What did Jack do?, scritto, diretto e interpretato da David Lynch, è un cortometraggio prodotto nel 2016 da Fondation Cartier in occasione del lancio di un libro fotografico sul regista. Netflix lo salva dalla damnatio memoriae, e lo inserisce nella coda dei prodotti d’autore dei quali si va arricchendo il suo catalogo. Riconosciuta immediatamente familiare l’estetica del genio dell’onirico, la diegesi imbrocca, invece, una strada sorprendentemente lineare, atta a fare luce su quelle prime domande bestiali: Jack è il principale indiziato di un delitto a movente passionale, e Lynch è lì per interrogarlo, nelle vesti di un elegante detective. What did Jack do? è il focus sul momento migliore di un’indagine, quello consumato nell’intimità del vis à vis fra potenziale colpevole e investigatore, fra i quali si mette in moto la macchina del linguaggio, della dialettica tensiva che oscilla continuamente fra la costruzione dell’alibi e della sua immediata distruzione e che scopre le carte migliori degli attanti. Per i diciassette minuti di durata del cortometraggio, la scena è popolata da due personaggi rubati ad un dramma di Beckett o Ionesco, impossibilitati a muoversi per una qualche ragione (Jack sarebbe potuto andare via, ma i treni sono stati bloccati per permettere il decorso delle indagini), monchi, manchevoli di una parte del corpo fondamentale alla deambulazione, e per questo costretti a veicolare la narrazione mediante il solo utilizzo della parola, mentre fuori dalla scatola in cui sono costretti, c’è quasi sempre un’apocalisse imminente o appena scampata.

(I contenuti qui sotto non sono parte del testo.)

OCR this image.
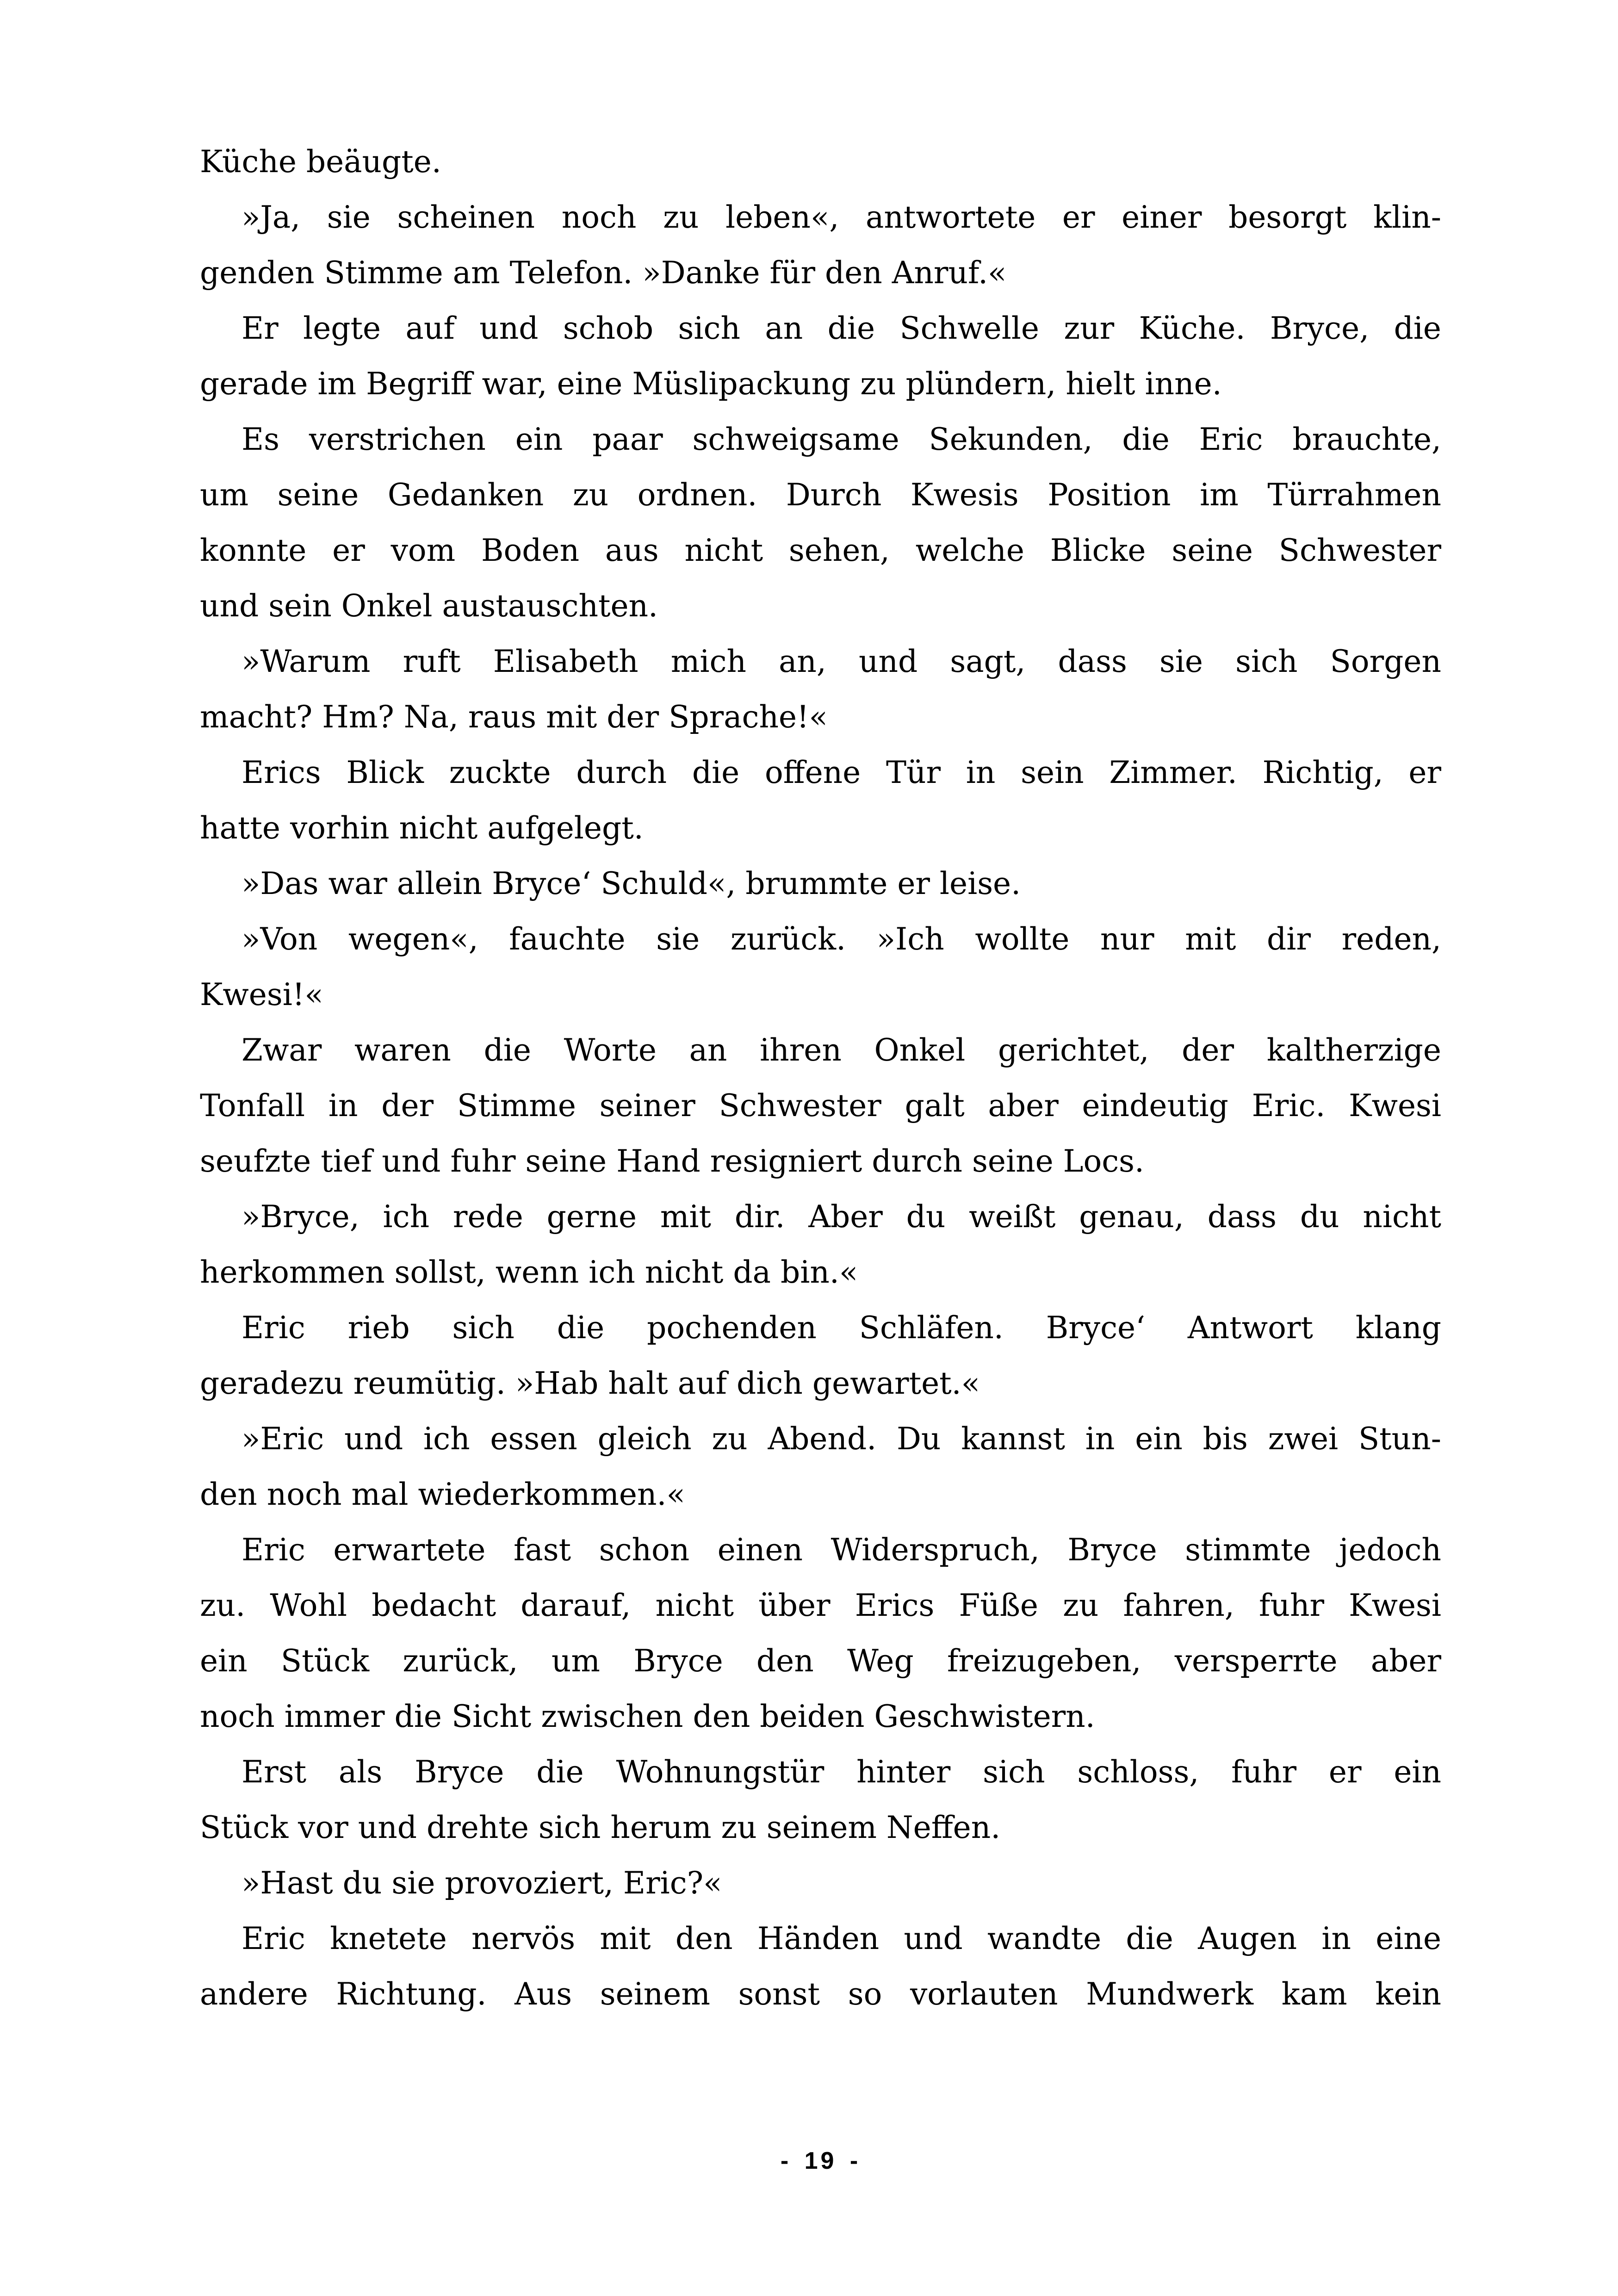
Küche beäugte.
»Ja, sie scheinen noch zu leben«, antwortete er einer besorgt klin-
genden Stimme am Telefon. »Danke für den Anruf.«
Er legte auf und schob sich an die Schwelle zur Küche. Bryce, die
gerade im Begriff war, eine Müslipackung zu plündern, hielt inne.
Es verstrichen ein paar schweigsame Sekunden, die Eric brauchte,
um seine Gedanken zu ordnen. Durch Kwesis Position im Türrahmen
konnte er vom Boden aus nicht sehen, welche Blicke seine Schwester
und sein Onkel austauschten.
»Warum ruft Elisabeth mich an, und sagt, dass sie sich Sorgen
macht? Hm? Na, raus mit der Sprache!«
Erics Blick zuckte durch die offene Tür in sein Zimmer. Richtig, er
hatte vorhin nicht aufgelegt.
»Das war allein Bryce‘ Schuld«, brummte er leise.
»Von wegen«, fauchte sie zurück. »Ich wollte nur mit dir reden,
Kwesi!«
Zwar waren die Worte an ihren Onkel gerichtet, der kaltherzige
Tonfall in der Stimme seiner Schwester galt aber eindeutig Eric. Kwesi
seufzte tief und fuhr seine Hand resigniert durch seine Locs.
»Bryce, ich rede gerne mit dir. Aber du weißt genau, dass du nicht
herkommen sollst, wenn ich nicht da bin.«
Eric rieb sich die pochenden Schläfen. Bryce‘ Antwort klang
geradezu reumütig. »Hab halt auf dich gewartet.«
»Eric und ich essen gleich zu Abend. Du kannst in ein bis zwei Stun-
den noch mal wiederkommen.«
Eric erwartete fast schon einen Widerspruch, Bryce stimmte jedoch
zu. Wohl bedacht darauf, nicht über Erics Füße zu fahren, fuhr Kwesi
ein Stück zurück, um Bryce den Weg freizugeben, versperrte aber
noch immer die Sicht zwischen den beiden Geschwistern.
Erst als Bryce die Wohnungstür hinter sich schloss, fuhr er ein
Stück vor und drehte sich herum zu seinem Neffen.
»Hast du sie provoziert, Eric?«
Eric knetete nervös mit den Händen und wandte die Augen in eine
andere Richtung. Aus seinem sonst so vorlauten Mundwerk kam kein
- 19 -
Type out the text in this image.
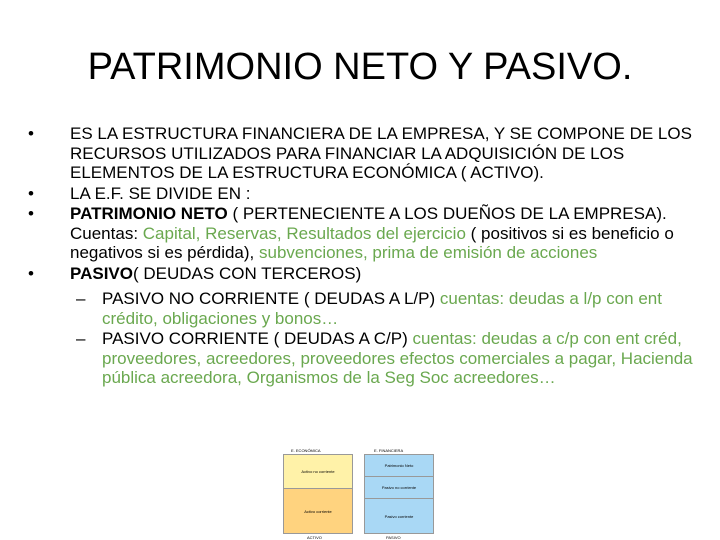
PATRIMONIO NETO Y PASIVO.
• ES LA ESTRUCTURA FINANCIERA DE LA EMPRESA, Y SE COMPONE DE LOS RECURSOS UTILIZADOS PARA FINANCIAR LA ADQUISICIÓN DE LOS ELEMENTOS DE LA ESTRUCTURA ECONÓMICA ( ACTIVO).
• LA E.F. SE DIVIDE EN :
• PATRIMONIO NETO ( PERTENECIENTE A LOS DUEÑOS DE LA EMPRESA). Cuentas: Capital, Reservas, Resultados del ejercicio ( positivos si es beneficio o negativos si es pérdida), subvenciones, prima de emisión de acciones
• PASIVO( DEUDAS CON TERCEROS)
– PASIVO NO CORRIENTE ( DEUDAS A L/P) cuentas: deudas a l/p con ent crédito, obligaciones y bonos…
– PASIVO CORRIENTE ( DEUDAS A C/P) cuentas: deudas a c/p con ent créd, proveedores, acreedores, proveedores efectos comerciales a pagar, Hacienda pública acreedora, Organismos de la Seg Soc acreedores…
E. ECONÓMICA
Activo no corriente
Activo corriente
ACTIVO
E. FINANCIERA
Patrimonio Neto
Pasivo no corriente
Pasivo corriente
PASIVO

Il dialogo procede serrato, le inquadrature secche, fra campi e controcampi, omaggianti il noir, plongée di wellesiana memoria, che a loro volta si rifacevano alla distorsione spaziale dell’espressionismo tedesco. Del noir classico, si rinvengono tutti gli stilemi e gli archetipi: c’è il detective, c’è il braccato, e c’è persino la femme fatale, che ironia della sorte, è qui diventata la gallina Tootatabon, contesa fra Jack, un certo scimmione Shelby, e Max Clegg, perito sotto i colpi di un’arma da fuoco. Le domande dell’investigatore si fanno sempre più incalzanti, e come se non bastasse lo straniamento prodotto dalla conversazione con la creatura antropomorfa, l’ironia, che s’insinua continuamente fra gli spazi di questo dramma dell’assurdo, è un ulteriore agente raffreddante: “Be a man Jack,and tell me about her”. unnamed
Fanno capolino, come in un compendio sull’ultima fase della sua carriera, i grandi feticci del regista, come quel “damn good coffee”, ampiamente abusato da Dale Cooper (Twin Peaks) e qui portato a Jack da una cameriera del diner, erotizzato dal primo piano sulla tazza fumante. E poi torna lo show, commento decadente del plot, ch’è la cifra di ogni loggia lynchana (e Blue Velvet è solo un esempio), questa volta riproposto da un intermezzo cabarettistico che devia per pochi minuti la narrazione e che vede Jack esibirsi in una malinconica canzone per dimostrare al detective il suo amore nei confronti di Tootatabon. Quello di Lynch è un gioco, con la macchina da presa, con gli stili cinematografici, con le potenzialità del racconto, un divertissement ch’è fatto della stessa sostanza dei sogni, come disse Humphrey Bogart nei panni del detective Sam Spade (Il Mistero del Falco) al quale Lynch, seduto nella sua poltrona e avvolto nel fumo delle sue troppe sigarette, sembra assomigliare inesorabilmente.